All his tireless efforts, unnoticed, unappreciated. They only took what they wanted, only what they thought they needed, ignored all the rest. They wouldn’t be able to ignore this.

Carefully, slowly, he folds the last piece into the rest. To rush would mean failure, a perfectly calculated plan gone to waste. Gently now, into the mold, then into the waiting convention unit to set. 

Thirty minutes, then thirty more to the Section 9 headquarters. The giant goes over his plan, silently, as he makes the drive. He knew exactly where he’d find them. Ishikawa in the dive room, Saito and Paz in the break room. He’d call them all to the briefing room. Just Borma, they’d think, nothing to worry about. What did they know? He is focused now, unyielding in his resolve. He steps out of the elevator, and sets the endgame into motion.

***

“Damn, Borma, these are really good,” Paz hasn’t finished chewing before he shoves another huge bite into his mouth.

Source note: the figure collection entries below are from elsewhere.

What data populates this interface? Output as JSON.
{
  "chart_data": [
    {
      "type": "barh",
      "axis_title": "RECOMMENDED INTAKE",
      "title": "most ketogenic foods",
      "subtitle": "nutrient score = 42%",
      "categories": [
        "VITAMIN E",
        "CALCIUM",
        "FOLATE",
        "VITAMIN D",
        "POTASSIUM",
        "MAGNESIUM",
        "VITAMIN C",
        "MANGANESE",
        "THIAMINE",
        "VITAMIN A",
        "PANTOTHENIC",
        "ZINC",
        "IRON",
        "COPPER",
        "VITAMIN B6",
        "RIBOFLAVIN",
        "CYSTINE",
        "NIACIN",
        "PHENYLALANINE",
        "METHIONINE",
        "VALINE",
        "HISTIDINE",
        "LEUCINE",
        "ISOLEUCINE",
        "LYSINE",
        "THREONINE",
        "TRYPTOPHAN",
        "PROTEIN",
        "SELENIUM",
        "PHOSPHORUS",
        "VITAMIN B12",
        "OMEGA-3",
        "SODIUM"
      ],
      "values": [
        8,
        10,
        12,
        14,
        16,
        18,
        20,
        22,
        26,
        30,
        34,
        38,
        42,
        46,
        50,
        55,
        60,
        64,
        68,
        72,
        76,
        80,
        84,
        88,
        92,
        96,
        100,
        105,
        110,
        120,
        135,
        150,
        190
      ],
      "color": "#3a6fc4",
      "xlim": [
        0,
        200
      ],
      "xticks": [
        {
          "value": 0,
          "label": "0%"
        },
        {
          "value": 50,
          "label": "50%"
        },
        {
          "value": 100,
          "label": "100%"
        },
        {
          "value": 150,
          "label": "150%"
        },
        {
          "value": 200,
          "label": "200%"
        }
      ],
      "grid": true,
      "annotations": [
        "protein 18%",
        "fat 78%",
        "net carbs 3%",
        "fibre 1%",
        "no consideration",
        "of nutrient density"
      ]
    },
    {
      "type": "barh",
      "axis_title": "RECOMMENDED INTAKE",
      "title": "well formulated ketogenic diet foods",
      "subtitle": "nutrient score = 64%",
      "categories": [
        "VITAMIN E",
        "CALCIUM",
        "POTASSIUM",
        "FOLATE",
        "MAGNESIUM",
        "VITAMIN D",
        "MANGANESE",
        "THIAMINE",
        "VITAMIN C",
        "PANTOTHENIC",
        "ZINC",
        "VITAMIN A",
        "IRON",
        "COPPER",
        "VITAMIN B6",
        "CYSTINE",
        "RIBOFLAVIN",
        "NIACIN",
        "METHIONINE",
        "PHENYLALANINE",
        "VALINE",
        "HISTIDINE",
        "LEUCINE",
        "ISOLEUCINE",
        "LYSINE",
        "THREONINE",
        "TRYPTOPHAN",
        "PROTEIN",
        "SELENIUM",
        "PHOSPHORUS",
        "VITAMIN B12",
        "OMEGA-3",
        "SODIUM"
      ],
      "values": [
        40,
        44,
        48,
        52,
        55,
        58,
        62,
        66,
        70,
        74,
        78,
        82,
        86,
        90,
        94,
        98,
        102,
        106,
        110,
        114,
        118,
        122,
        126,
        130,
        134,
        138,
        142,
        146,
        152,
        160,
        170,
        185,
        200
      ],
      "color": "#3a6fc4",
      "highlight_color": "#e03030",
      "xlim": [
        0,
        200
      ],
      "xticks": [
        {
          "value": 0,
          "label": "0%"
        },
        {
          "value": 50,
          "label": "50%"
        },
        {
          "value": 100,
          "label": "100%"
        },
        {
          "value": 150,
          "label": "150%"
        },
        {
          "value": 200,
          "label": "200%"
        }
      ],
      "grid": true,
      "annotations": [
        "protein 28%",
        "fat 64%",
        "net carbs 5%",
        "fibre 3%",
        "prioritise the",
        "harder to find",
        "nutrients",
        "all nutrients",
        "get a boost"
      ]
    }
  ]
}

“Yeah, you’ve really outdone yourself,” Ishikawa takes a second brownie from the plate, admiring it, before taking a massive bite of his own.

“Seriously, they’re so…” Saito glances around to make sure the Major isn’t listening. She hates the word about to come out of his mouth, just above a whisper. “Moist…” 

“What’s the secret?”

”Yeah, you definitely did something different this time. What’s in these?”

“Zucchini,” Borma responds, nonchalantly, trying to hide a smile.

The other three men stop chewing and their eyes dart to the brownies in their hands - Paz looking slightly disgusted, Saito suspicious, and Ishikawa curious - then back to their teammate, who just shrugs and gives them a little half-smile.

“I had to get you to eat your vegetables somehow.”

**Notes for the Chapter:**

> Kind of silly, I know, but I have this headcanon (inspired by the end of Arise 4) that Borma likes to cook for the non-cyborg members of Section 9, but those jerks just won’t eat their veggies.


End file.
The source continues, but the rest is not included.